Sir — In his book Pandora's Poison: On Chlorine, Health and a New Environmental Strategy, recently reviewed by Terry Collins (Nature 406, 17 –18; 2000), Joe Thornton advocates a broad policy that would require industry to phase out chlorine-based technologies in favour of cleaner alternatives. He says we must do away with a regulatory system that looks at one chemical at a time, and replace it with a precautionary approach that addresses major classes of chemicals and industrial processes.

Considering all organochlorines, from essential non-toxic PVC to the very toxic 2,3,7,8-TCDD (dioxin), as one class to be discarded is as non-scientific as saying that all reptiles and birds are dangerous because some snakes are venomous.

There is no scientific basis for regulating all hydrocarbons — from non-toxic polyethylene (PE) to very toxic polycyclic aromatic hydrocarbons (PAHs) such as benzo(a)pyrene — as one class. Nor is there any scientific basis for regulating nitrogen-containing organics, from nylon to nitro-PAHs (the most powerful mutagens ever found , contained in diesel motor exhaust).

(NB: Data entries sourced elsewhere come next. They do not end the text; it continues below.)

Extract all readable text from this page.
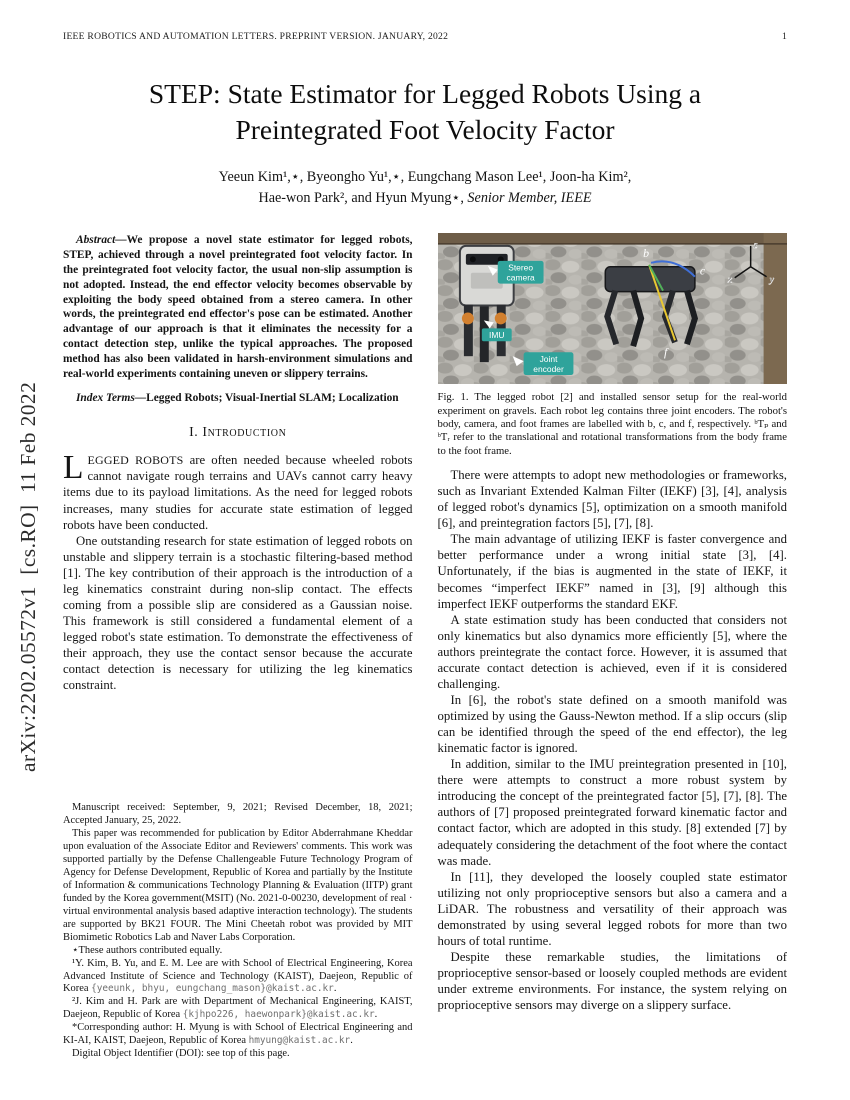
IEEE ROBOTICS AND AUTOMATION LETTERS. PREPRINT VERSION. JANUARY, 2022	1
arXiv:2202.05572v1  [cs.RO]  11 Feb 2022
STEP: State Estimator for Legged Robots Using a Preintegrated Foot Velocity Factor
Yeeun Kim¹,⋆, Byeongho Yu¹,⋆, Eungchang Mason Lee¹, Joon-ha Kim²,
Hae-won Park², and Hyun Myung⋆, Senior Member, IEEE

Abstract—We propose a novel state estimator for legged robots, STEP, achieved through a novel preintegrated foot velocity factor. In the preintegrated foot velocity factor, the usual non-slip assumption is not adopted. Instead, the end effector velocity becomes observable by exploiting the body speed obtained from a stereo camera. In other words, the preintegrated end effector's pose can be estimated. Another advantage of our approach is that it eliminates the necessity for a contact detection step, unlike the typical approaches. The proposed method has also been validated in harsh-environment simulations and real-world experiments containing uneven or slippery terrains.

Index Terms—Legged Robots; Visual-Inertial SLAM; Localization

I. Introduction

LEGGED ROBOTS are often needed because wheeled robots cannot navigate rough terrains and UAVs cannot carry heavy items due to its payload limitations. As the need for legged robots increases, many studies for accurate state estimation of legged robots have been conducted.

One outstanding research for state estimation of legged robots on unstable and slippery terrain is a stochastic filtering-based method [1]. The key contribution of their approach is the introduction of a leg kinematics constraint during non-slip contact. The effects coming from a possible slip are considered as a Gaussian noise. This framework is still considered a fundamental element of a legged robot's state estimation. To demonstrate the effectiveness of their approach, they use the contact sensor because the accurate contact detection is necessary for utilizing the leg kinematics constraint.

Manuscript received: September, 9, 2021; Revised December, 18, 2021; Accepted January, 25, 2022.

This paper was recommended for publication by Editor Abderrahmane Kheddar upon evaluation of the Associate Editor and Reviewers' comments. This work was supported partially by the Defense Challengeable Future Technology Program of Agency for Defense Development, Republic of Korea and partially by the Institute of Information & communications Technology Planning & Evaluation (IITP) grant funded by the Korea government(MSIT) (No. 2021-0-00230, development of real · virtual environmental analysis based adaptive interaction technology). The students are supported by BK21 FOUR. The Mini Cheetah robot was provided by MIT Biomimetic Robotics Lab and Naver Labs Corporation.

⋆These authors contributed equally.

¹Y. Kim, B. Yu, and E. M. Lee are with School of Electrical Engineering, Korea Advanced Institute of Science and Technology (KAIST), Daejeon, Republic of Korea {yeeunk, bhyu, eungchang_mason}@kaist.ac.kr.

²J. Kim and H. Park are with Department of Mechanical Engineering, KAIST, Daejeon, Republic of Korea {kjhpo226, haewonpark}@kaist.ac.kr.

*Corresponding author: H. Myung is with School of Electrical Engineering and KI-AI, KAIST, Daejeon, Republic of Korea hmyung@kaist.ac.kr.

Digital Object Identifier (DOI): see top of this page.

b
c
f
z
x	y
Stereo
camera
IMU
Joint
encoder
Fig. 1. The legged robot [2] and installed sensor setup for the real-world experiment on gravels. Each robot leg contains three joint encoders. The robot's body, camera, and foot frames are labelled with b, c, and f, respectively. ᵇTₚ and ᵇTᵣ refer to the translational and rotational transformations from the body frame to the foot frame.

There were attempts to adopt new methodologies or frameworks, such as Invariant Extended Kalman Filter (IEKF) [3], [4], analysis of legged robot's dynamics [5], optimization on a smooth manifold [6], and preintegration factors [5], [7], [8].

The main advantage of utilizing IEKF is faster convergence and better performance under a wrong initial state [3], [4]. Unfortunately, if the bias is augmented in the state of IEKF, it becomes “imperfect IEKF” named in [3], [9] although this imperfect IEKF outperforms the standard EKF.

A state estimation study has been conducted that considers not only kinematics but also dynamics more efficiently [5], where the authors preintegrate the contact force. However, it is assumed that accurate contact detection is achieved, even if it is considered challenging.

In [6], the robot's state defined on a smooth manifold was optimized by using the Gauss-Newton method. If a slip occurs (slip can be identified through the speed of the end effector), the leg kinematic factor is ignored.

In addition, similar to the IMU preintegration presented in [10], there were attempts to construct a more robust system by introducing the concept of the preintegrated factor [5], [7], [8]. The authors of [7] proposed preintegrated forward kinematic factor and contact factor, which are adopted in this study. [8] extended [7] by adequately considering the detachment of the foot where the contact was made.

In [11], they developed the loosely coupled state estimator utilizing not only proprioceptive sensors but also a camera and a LiDAR. The robustness and versatility of their approach was demonstrated by using several legged robots for more than two hours of total runtime.

Despite these remarkable studies, the limitations of proprioceptive sensor-based or loosely coupled methods are evident under extreme environments. For instance, the system relying on proprioceptive sensors may diverge on a slippery surface.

Such a broad-based precautionary principle would mean that chlorine, nitrogen and every other organic material would be banned.

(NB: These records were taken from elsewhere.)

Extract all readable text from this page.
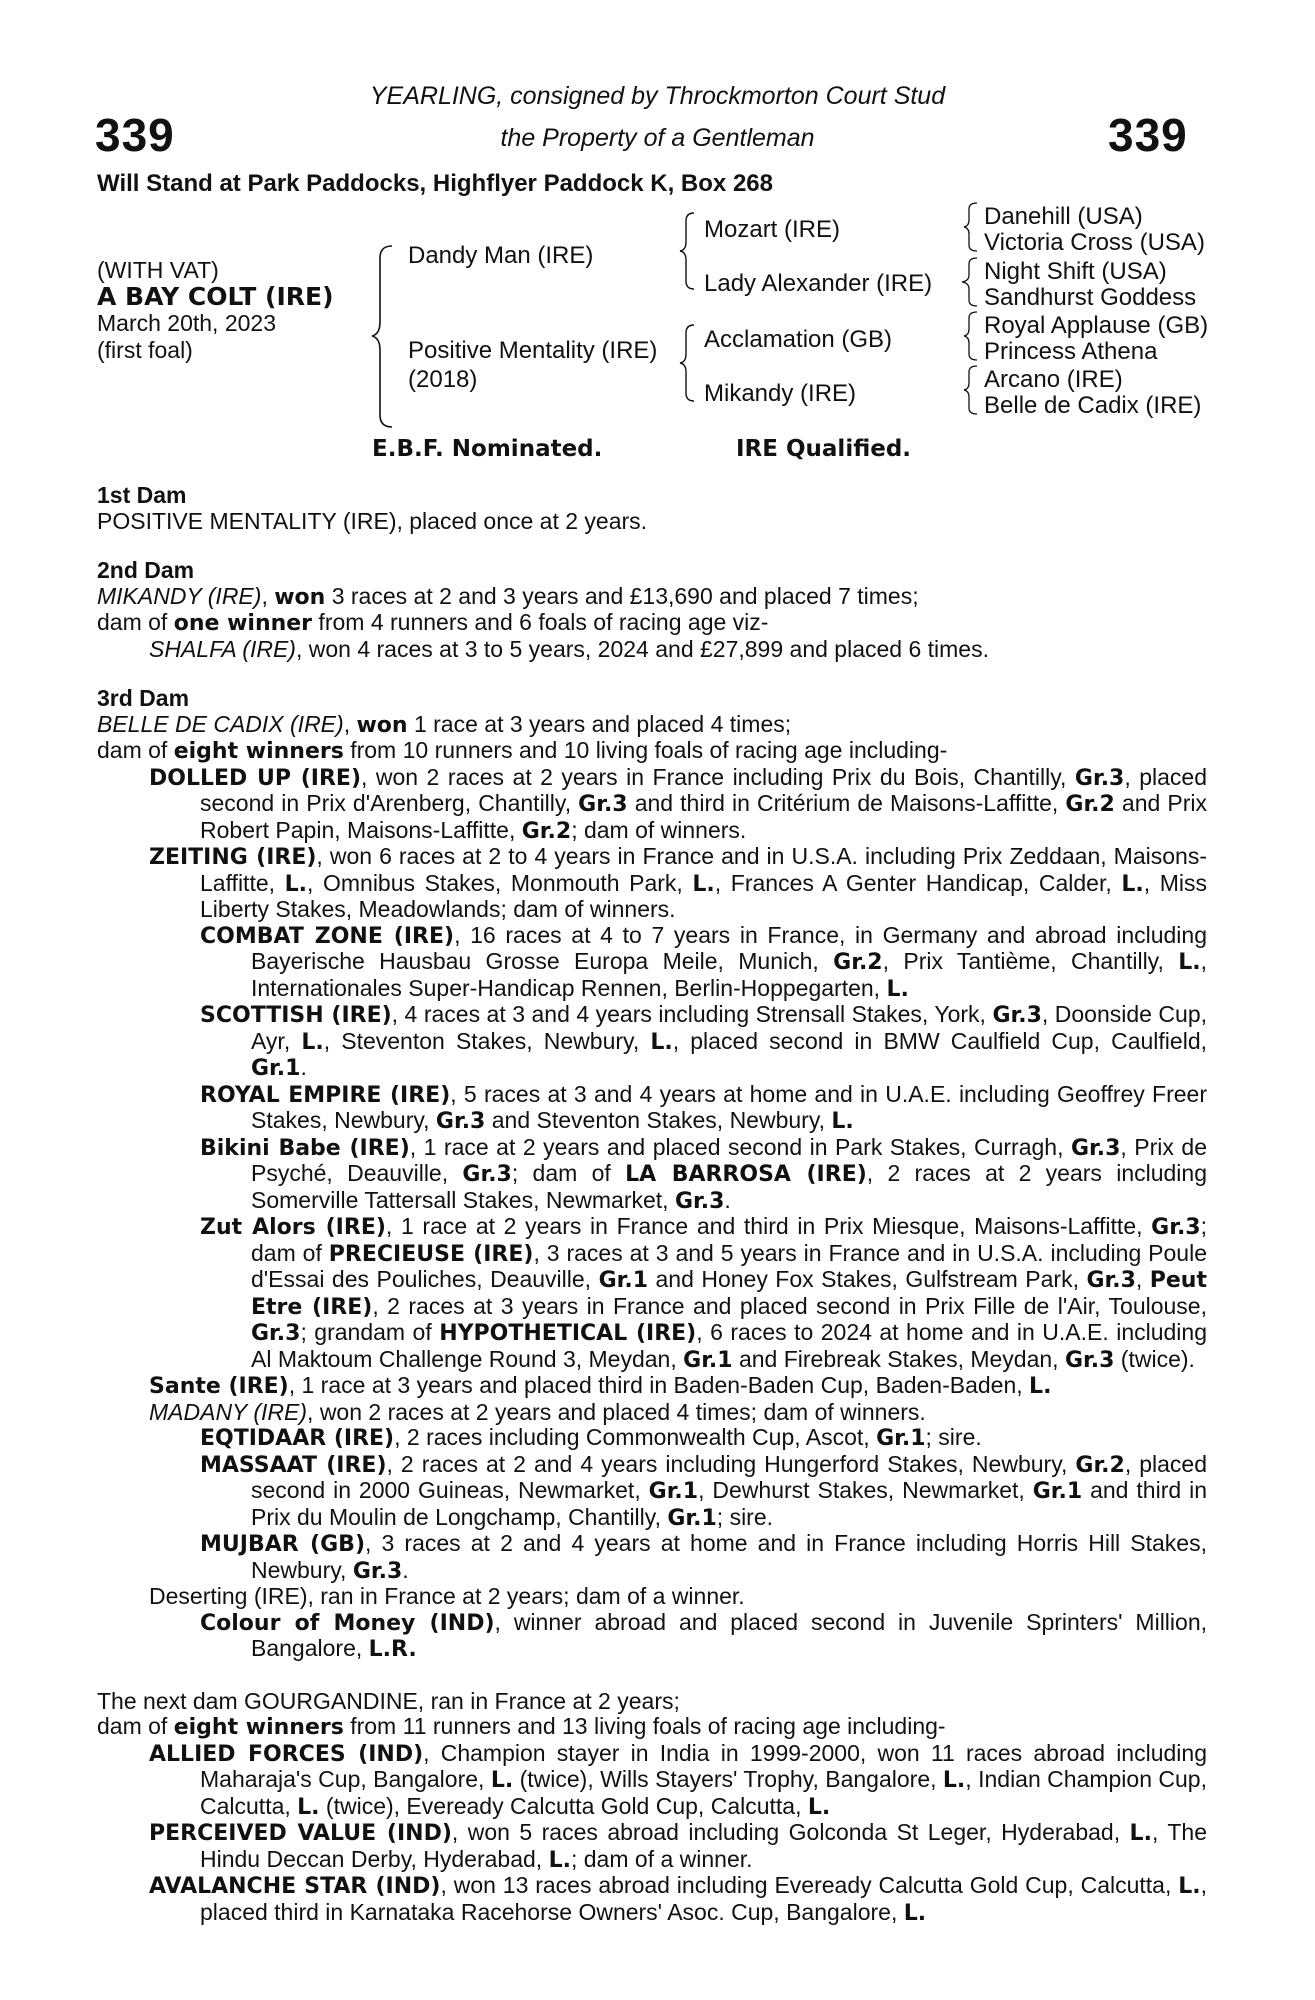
339	339
YEARLING, consigned by Throckmorton Court Stud
the Property of a Gentleman
Will Stand at Park Paddocks, Highflyer Paddock K, Box 268
(WITH VAT)
A BAY COLT (IRE)
March 20th, 2023
(first foal)
Dandy Man (IRE)
Positive Mentality (IRE)
(2018)
Mozart (IRE)
Lady Alexander (IRE)
Acclamation (GB)
Mikandy (IRE)
Danehill (USA)
Victoria Cross (USA)
Night Shift (USA)
Sandhurst Goddess
Royal Applause (GB)
Princess Athena
Arcano (IRE)
Belle de Cadix (IRE)
E.B.F. Nominated.	IRE Qualified.

1st Dam

POSITIVE MENTALITY (IRE), placed once at 2 years.

2nd Dam

MIKANDY (IRE), won 3 races at 2 and 3 years and £13,690 and placed 7 times;

dam of one winner from 4 runners and 6 foals of racing age viz-

SHALFA (IRE), won 4 races at 3 to 5 years, 2024 and £27,899 and placed 6 times.

3rd Dam

BELLE DE CADIX (IRE), won 1 race at 3 years and placed 4 times;

dam of eight winners from 10 runners and 10 living foals of racing age including-

DOLLED UP (IRE), won 2 races at 2 years in France including Prix du Bois, Chantilly, Gr.3, placed second in Prix d'Arenberg, Chantilly, Gr.3 and third in Critérium de Maisons-Laffitte, Gr.2 and Prix Robert Papin, Maisons-Laffitte, Gr.2; dam of winners.

ZEITING (IRE), won 6 races at 2 to 4 years in France and in U.S.A. including Prix Zeddaan, Maisons-Laffitte, L., Omnibus Stakes, Monmouth Park, L., Frances A Genter Handicap, Calder, L., Miss Liberty Stakes, Meadowlands; dam of winners.

COMBAT ZONE (IRE), 16 races at 4 to 7 years in France, in Germany and abroad including Bayerische Hausbau Grosse Europa Meile, Munich, Gr.2, Prix Tantième, Chantilly, L., Internationales Super-Handicap Rennen, Berlin-Hoppegarten, L.

SCOTTISH (IRE), 4 races at 3 and 4 years including Strensall Stakes, York, Gr.3, Doonside Cup, Ayr, L., Steventon Stakes, Newbury, L., placed second in BMW Caulfield Cup, Caulfield, Gr.1.

ROYAL EMPIRE (IRE), 5 races at 3 and 4 years at home and in U.A.E. including Geoffrey Freer Stakes, Newbury, Gr.3 and Steventon Stakes, Newbury, L.

Bikini Babe (IRE), 1 race at 2 years and placed second in Park Stakes, Curragh, Gr.3, Prix de Psyché, Deauville, Gr.3; dam of LA BARROSA (IRE), 2 races at 2 years including Somerville Tattersall Stakes, Newmarket, Gr.3.

Zut Alors (IRE), 1 race at 2 years in France and third in Prix Miesque, Maisons-Laffitte, Gr.3; dam of PRECIEUSE (IRE), 3 races at 3 and 5 years in France and in U.S.A. including Poule d'Essai des Pouliches, Deauville, Gr.1 and Honey Fox Stakes, Gulfstream Park, Gr.3, Peut Etre (IRE), 2 races at 3 years in France and placed second in Prix Fille de l'Air, Toulouse, Gr.3; grandam of HYPOTHETICAL (IRE), 6 races to 2024 at home and in U.A.E. including Al Maktoum Challenge Round 3, Meydan, Gr.1 and Firebreak Stakes, Meydan, Gr.3 (twice).

Sante (IRE), 1 race at 3 years and placed third in Baden-Baden Cup, Baden-Baden, L.

MADANY (IRE), won 2 races at 2 years and placed 4 times; dam of winners.

EQTIDAAR (IRE), 2 races including Commonwealth Cup, Ascot, Gr.1; sire.

MASSAAT (IRE), 2 races at 2 and 4 years including Hungerford Stakes, Newbury, Gr.2, placed second in 2000 Guineas, Newmarket, Gr.1, Dewhurst Stakes, Newmarket, Gr.1 and third in Prix du Moulin de Longchamp, Chantilly, Gr.1; sire.

MUJBAR (GB), 3 races at 2 and 4 years at home and in France including Horris Hill Stakes, Newbury, Gr.3.

Deserting (IRE), ran in France at 2 years; dam of a winner.

Colour of Money (IND), winner abroad and placed second in Juvenile Sprinters' Million, Bangalore, L.R.

The next dam GOURGANDINE, ran in France at 2 years;

dam of eight winners from 11 runners and 13 living foals of racing age including-

ALLIED FORCES (IND), Champion stayer in India in 1999-2000, won 11 races abroad including Maharaja's Cup, Bangalore, L. (twice), Wills Stayers' Trophy, Bangalore, L., Indian Champion Cup, Calcutta, L. (twice), Eveready Calcutta Gold Cup, Calcutta, L.

PERCEIVED VALUE (IND), won 5 races abroad including Golconda St Leger, Hyderabad, L., The Hindu Deccan Derby, Hyderabad, L.; dam of a winner.

AVALANCHE STAR (IND), won 13 races abroad including Eveready Calcutta Gold Cup, Calcutta, L., placed third in Karnataka Racehorse Owners' Asoc. Cup, Bangalore, L.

Chlorine is a very reactive element, making reactions possible that otherwise would be very difficult to perform without much more energy or more pollution. Chlorine is used in chains of processes: it is first used to make the building blocks for polyurethane and the remaining HCl is used to make PVC. That halves the energy needed to make chlorine for both. Without chlorine, the amount of (toxic) waste from polyurethane manufacturing would be much higher.

Thornton has been quoted in the online Environment News Service ( http://ens.lycos.com/ens/jun2000/2000L-06-08-06.html) as warning that levels of dioxin in the environment can only increase, as long as organochlorines are produced. He claims that there is no safe way to dispose of them: “once they're in you, there's no way to get them out”.

This is a clear untruth. In every Western country the levels of DDT/DDE, PCBs and dioxins in the environment and in animals and humans have fallen or are falling rapidly since these industrial products and by-products have been banned or restricted. PCB levels in North Sea fish are now half what they were ten years ago. The dioxin content of Belgian mothers' milk has gone down by 30% in five years — mainly because of the stringent measures that were imposed on incinerators — during a period when chlorine and PVC production, use and incineration were higher than ever before.

“Like the Romans, who sipped from lead cups, ran drinking water through lead pipes, and bathed in lead basins, we have built our house of poison unaware of the consequences,” Thornton says.

But unlike the Romans , who were likely to die by the age of 40 either from lead poisoning or as a result of infections, today's Westerners reach 80 years and older. In my view, this is not least thanks to drinking chlorinated water run through PVC pipes, swimming in chlorinated pools, eating food sealed in PVC-wrap foil, sleeping on mattresses made using chlorine and taking medicines of which 80% are made with the help of chlorine.